In October 2021, six federal financial regulatory agencies issued another joint statement on managing the LIBOR transition to provide “…clarification regarding new LIBOR contracts, considerations when assessing appropriateness of alternative reference rates, and expectations for fallback language.”
Meaning of “New LIBOR Contracts”
The portion of the October 2021 statement that clarifies the meaning of new LIBOR contracts defines a new contract as “an agreement that (i) creates additional LIBOR exposure for a supervised institution or (ii) extends the terms of an existing LIBOR contract.” The statement specifies that a “draw on an existing agreement that is legally enforceable would not be viewed as a new contract.” The statement also suggests contracts entered into on or before December 31, 2021 should consider using a different reference rate or include fallback language.
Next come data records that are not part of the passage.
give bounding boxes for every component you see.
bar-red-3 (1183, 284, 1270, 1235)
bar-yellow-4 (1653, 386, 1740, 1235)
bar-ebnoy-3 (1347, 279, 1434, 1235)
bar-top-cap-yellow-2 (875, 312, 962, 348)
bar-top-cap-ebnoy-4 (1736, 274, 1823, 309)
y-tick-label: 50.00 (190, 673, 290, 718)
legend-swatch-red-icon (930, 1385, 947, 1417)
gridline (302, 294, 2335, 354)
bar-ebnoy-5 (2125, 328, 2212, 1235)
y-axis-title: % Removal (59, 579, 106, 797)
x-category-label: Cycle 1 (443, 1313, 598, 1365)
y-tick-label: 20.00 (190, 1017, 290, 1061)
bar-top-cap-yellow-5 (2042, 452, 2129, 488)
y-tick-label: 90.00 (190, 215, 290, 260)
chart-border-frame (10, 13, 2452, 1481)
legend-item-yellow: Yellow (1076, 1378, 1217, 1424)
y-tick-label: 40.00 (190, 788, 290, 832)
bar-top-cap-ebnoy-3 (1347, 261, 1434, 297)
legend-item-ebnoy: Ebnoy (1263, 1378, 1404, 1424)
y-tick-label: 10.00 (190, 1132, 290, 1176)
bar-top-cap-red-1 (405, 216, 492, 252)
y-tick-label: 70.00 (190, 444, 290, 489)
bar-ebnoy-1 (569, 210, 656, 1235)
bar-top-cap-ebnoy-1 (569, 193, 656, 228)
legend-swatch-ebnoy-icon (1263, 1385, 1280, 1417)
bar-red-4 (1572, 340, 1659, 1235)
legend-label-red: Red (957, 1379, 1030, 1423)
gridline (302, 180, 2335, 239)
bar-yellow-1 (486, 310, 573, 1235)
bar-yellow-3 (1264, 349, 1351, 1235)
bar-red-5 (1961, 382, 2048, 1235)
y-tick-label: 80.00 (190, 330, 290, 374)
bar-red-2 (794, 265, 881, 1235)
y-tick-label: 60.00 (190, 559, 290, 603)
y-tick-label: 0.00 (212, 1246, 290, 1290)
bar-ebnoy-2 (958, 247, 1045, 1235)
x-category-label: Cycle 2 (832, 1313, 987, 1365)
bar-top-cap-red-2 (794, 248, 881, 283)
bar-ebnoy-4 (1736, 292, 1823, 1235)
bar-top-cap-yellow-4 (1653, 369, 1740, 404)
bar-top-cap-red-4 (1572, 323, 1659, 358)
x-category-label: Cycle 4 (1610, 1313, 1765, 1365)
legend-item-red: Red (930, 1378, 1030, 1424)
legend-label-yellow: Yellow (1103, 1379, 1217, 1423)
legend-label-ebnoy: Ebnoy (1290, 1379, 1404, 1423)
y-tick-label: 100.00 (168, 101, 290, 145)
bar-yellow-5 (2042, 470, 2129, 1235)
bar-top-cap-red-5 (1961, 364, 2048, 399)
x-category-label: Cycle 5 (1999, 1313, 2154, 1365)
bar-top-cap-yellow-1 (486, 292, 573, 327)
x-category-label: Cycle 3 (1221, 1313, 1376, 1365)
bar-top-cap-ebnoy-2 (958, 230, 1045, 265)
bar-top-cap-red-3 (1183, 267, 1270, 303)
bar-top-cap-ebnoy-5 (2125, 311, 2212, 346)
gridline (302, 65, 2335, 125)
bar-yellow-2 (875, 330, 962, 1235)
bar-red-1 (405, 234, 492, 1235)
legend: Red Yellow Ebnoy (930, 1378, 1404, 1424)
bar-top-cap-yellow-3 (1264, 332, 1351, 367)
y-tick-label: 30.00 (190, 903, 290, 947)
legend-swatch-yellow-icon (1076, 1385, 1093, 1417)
The prior November 30, 2020 interagency statement added some teeth to this announcement, by stating: “Given consumer protection, litigation, and reputation risks, the agencies believe entering into new contracts that use USD LIBOR as a reference rate after December 31, 2021, would create safety and soundness risks and will examine bank practices accordingly.” A conservative interpretation of this statement might conclude that the agencies may determine that using the LIBOR index is potentially a UDAAP violation or some other violation.
Considerations when assessing the appropriateness of alternative reference rates
The October 2021 interagency statement identified several considerations when assessing alternative reference rates. They mainly emphasize the need to conduct “…due diligence necessary to ensure that alternative rate selections are appropriate for the supervised institution’s products, risk profile, risk management capabilities, customer and funding needs, and operational capabilities.”
Expectations for fallback language
The October 2021 statement also advises supervised institutions to “…identify all contracts that reference LIBOR, lack adequate fallback language, and will mature after the relevant tenor ceases.” The agencies highly encourage the use of fallback language going forward on any new or updated contracts.
The October 2021 statement concludes by encouraging institutions to:
- develop and implement a transaction plan for communicating with consumers, clients, and counterparties; and
- ensure systems and operations capabilities will be ready for transition to a replacement reference rate after LIBORS’s discontinuation.